My first day on the new job I introduced myself to a stranger on the elevator. "Hi, I'm Steve Cole, I work in Tech Support". I reached out to shake his hand. His response: "Hi, I'm Gordon Eubanks, I'm the CEO". Oh god.
I would move to Oregon with that job, stay a year, help a friend build a REAL log cabin, find another job in Cupertino (one of the old Apple buildings), move back, and start learning Windows and networking. Really learning them. This is pre-WinSock, back when IPX/SPX and dial-up were the norm. I started supporting the SDK product that developers use to build their own products. I was back in my lane, more building than fixing. My itch was being scratched again.
A couple years later, I'd land a job running the technical side of a startup, IT and Engineering in one. I'd eventually lead a team to write a CGI-based Perl application back before SaaS was a thing. I think Amazon only sold books at the time, and buy them I did. O'Reilly was my new thing; I ate them up and learned everything I could about Linux and programming. I was buying books on vi, sed, awk, SQL... all tools in the new toolbox I was assembling.
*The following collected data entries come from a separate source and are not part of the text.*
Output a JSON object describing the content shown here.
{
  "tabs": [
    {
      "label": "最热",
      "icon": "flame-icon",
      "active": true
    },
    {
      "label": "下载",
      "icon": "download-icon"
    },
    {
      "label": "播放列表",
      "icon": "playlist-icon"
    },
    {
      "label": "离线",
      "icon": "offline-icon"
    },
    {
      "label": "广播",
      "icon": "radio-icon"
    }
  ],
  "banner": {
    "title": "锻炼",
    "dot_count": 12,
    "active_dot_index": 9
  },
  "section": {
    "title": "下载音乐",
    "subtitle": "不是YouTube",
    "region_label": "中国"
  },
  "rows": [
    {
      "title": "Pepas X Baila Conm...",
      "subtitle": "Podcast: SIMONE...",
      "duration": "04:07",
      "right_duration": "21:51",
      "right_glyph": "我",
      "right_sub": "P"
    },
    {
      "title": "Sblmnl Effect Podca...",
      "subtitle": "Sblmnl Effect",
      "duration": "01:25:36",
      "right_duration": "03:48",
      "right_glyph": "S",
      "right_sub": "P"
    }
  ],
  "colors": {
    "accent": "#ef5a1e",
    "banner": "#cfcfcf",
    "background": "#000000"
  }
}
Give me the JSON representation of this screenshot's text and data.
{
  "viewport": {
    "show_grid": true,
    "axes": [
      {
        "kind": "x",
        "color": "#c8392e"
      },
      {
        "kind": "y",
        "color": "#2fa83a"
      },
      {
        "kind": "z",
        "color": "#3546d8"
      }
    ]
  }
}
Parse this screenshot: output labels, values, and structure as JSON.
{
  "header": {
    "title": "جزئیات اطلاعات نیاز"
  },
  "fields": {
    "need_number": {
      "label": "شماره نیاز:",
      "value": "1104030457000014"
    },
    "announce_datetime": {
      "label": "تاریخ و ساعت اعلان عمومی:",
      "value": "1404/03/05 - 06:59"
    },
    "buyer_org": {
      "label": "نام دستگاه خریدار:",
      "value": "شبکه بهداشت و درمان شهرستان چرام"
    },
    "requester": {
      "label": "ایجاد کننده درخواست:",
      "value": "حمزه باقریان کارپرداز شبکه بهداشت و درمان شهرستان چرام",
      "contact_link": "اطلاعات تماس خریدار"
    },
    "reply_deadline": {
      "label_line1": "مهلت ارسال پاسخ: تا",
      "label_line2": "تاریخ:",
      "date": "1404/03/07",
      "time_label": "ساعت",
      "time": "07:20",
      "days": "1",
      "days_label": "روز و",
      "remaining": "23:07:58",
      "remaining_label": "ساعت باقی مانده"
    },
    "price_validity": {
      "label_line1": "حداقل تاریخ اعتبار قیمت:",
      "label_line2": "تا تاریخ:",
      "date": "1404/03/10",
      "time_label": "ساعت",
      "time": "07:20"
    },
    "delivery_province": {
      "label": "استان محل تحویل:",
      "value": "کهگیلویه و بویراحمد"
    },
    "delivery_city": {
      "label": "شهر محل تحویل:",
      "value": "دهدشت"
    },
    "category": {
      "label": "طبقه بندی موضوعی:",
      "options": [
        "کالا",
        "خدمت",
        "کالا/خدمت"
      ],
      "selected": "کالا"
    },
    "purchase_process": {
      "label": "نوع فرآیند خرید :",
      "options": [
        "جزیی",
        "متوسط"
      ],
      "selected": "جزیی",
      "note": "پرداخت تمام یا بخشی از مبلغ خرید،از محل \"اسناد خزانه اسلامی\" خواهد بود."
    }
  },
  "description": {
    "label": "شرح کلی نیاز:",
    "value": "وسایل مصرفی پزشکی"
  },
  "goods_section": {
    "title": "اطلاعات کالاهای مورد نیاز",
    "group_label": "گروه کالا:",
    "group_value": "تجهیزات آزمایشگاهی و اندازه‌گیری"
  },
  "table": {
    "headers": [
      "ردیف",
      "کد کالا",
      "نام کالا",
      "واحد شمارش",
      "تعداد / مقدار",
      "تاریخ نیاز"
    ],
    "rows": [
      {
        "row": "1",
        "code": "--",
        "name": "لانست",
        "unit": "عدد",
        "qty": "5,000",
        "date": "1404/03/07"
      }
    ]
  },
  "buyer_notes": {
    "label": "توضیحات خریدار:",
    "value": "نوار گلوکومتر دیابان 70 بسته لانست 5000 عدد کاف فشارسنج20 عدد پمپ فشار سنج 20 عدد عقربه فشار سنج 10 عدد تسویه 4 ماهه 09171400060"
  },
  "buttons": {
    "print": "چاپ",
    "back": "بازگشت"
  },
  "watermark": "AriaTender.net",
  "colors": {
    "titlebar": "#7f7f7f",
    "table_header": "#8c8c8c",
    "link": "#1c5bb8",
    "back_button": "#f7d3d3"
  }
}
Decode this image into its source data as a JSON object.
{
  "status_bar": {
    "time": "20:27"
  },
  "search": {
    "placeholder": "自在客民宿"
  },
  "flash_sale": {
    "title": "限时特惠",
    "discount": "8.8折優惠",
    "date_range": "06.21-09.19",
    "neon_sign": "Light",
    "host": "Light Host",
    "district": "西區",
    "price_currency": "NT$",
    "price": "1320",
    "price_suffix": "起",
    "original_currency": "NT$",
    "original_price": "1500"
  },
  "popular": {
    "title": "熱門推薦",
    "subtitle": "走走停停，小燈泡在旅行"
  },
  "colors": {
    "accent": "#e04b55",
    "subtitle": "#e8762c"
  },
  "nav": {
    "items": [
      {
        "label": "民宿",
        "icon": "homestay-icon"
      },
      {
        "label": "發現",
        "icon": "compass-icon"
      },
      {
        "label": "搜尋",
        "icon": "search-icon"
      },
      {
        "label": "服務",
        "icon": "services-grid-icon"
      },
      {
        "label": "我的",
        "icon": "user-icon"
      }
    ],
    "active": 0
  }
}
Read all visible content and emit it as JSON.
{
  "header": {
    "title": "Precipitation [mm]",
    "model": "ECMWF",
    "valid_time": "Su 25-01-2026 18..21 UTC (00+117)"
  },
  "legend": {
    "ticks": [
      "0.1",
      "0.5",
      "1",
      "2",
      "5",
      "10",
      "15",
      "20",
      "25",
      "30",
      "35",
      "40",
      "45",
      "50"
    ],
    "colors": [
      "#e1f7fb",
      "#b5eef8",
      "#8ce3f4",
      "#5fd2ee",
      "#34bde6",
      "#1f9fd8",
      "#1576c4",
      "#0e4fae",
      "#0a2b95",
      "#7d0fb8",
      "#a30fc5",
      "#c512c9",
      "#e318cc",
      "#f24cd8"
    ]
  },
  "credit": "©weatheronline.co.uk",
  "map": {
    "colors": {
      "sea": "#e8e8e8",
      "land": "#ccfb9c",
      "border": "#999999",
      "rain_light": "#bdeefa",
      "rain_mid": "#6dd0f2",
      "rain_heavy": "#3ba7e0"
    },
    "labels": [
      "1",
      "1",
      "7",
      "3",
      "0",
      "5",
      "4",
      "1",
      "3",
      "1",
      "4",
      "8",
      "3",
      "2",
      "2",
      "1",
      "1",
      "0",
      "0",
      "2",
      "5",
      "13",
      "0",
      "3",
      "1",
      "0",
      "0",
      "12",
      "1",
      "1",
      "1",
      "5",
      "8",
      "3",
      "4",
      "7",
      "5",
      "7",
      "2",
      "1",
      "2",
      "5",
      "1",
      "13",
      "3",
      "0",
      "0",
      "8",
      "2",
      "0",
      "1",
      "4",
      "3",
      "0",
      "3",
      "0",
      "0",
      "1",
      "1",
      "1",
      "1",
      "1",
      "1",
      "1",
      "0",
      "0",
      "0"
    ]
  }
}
After building a home banking system for a small credit union (don't ask me for stories about that, just be thankful NCUA exists) a friend got me an interview at Adobe. My first day there I found two Juniper firewalls and two F5 load balancers on my desk with the mission to configure them, fly to LA, and install them. Yahtzee!
I'd "commute" to LA for about a year, building out the data center that would inevitably serve the transition from Adobe as a product company to a service company. Then we did it again in Miami, despite the late nights and early mornings trying to optimize configurations or fix problems. I even earned a private cloud infrastructure patent doing that work. That's some serious nerd cred, but if I'm honest, SEMA earns me more high fives.
The data center house of cards collapsed and Adobe moved to the cloud when AWS added compute on top of storage. After decoding their ever-growing pile of offerings and untangling those bills for a few years, I too would move to AWS. The breadth of exposure to massive companies was extraordinary. The opportunities to connect with people and share the "how to" of the cloud were invigorating. I was the O'Reilly book at that point. What was I building within them, and what would they build with that?
Breathe
Since I started freelancing, most of my building is personal projects. Be it web apps, teaching a car to drive using evolutionary ML, stock trading, microservices, containers, or orchestrated AI, I can't peel myself away from building. And fixing. I mentioned fixing, right? The two go hand-in-hand, there's no escaping it. No matter how well you think you build something, it will always find a way to fall down. Honestly, fixing requires troubleshooting, and that earns its own respect, just as building does.
Oh geez, I didn't mention anything about all the stuff with my house. Leaking pipes, torn clothing, Xfinity offline. My entropy is fighting that, too.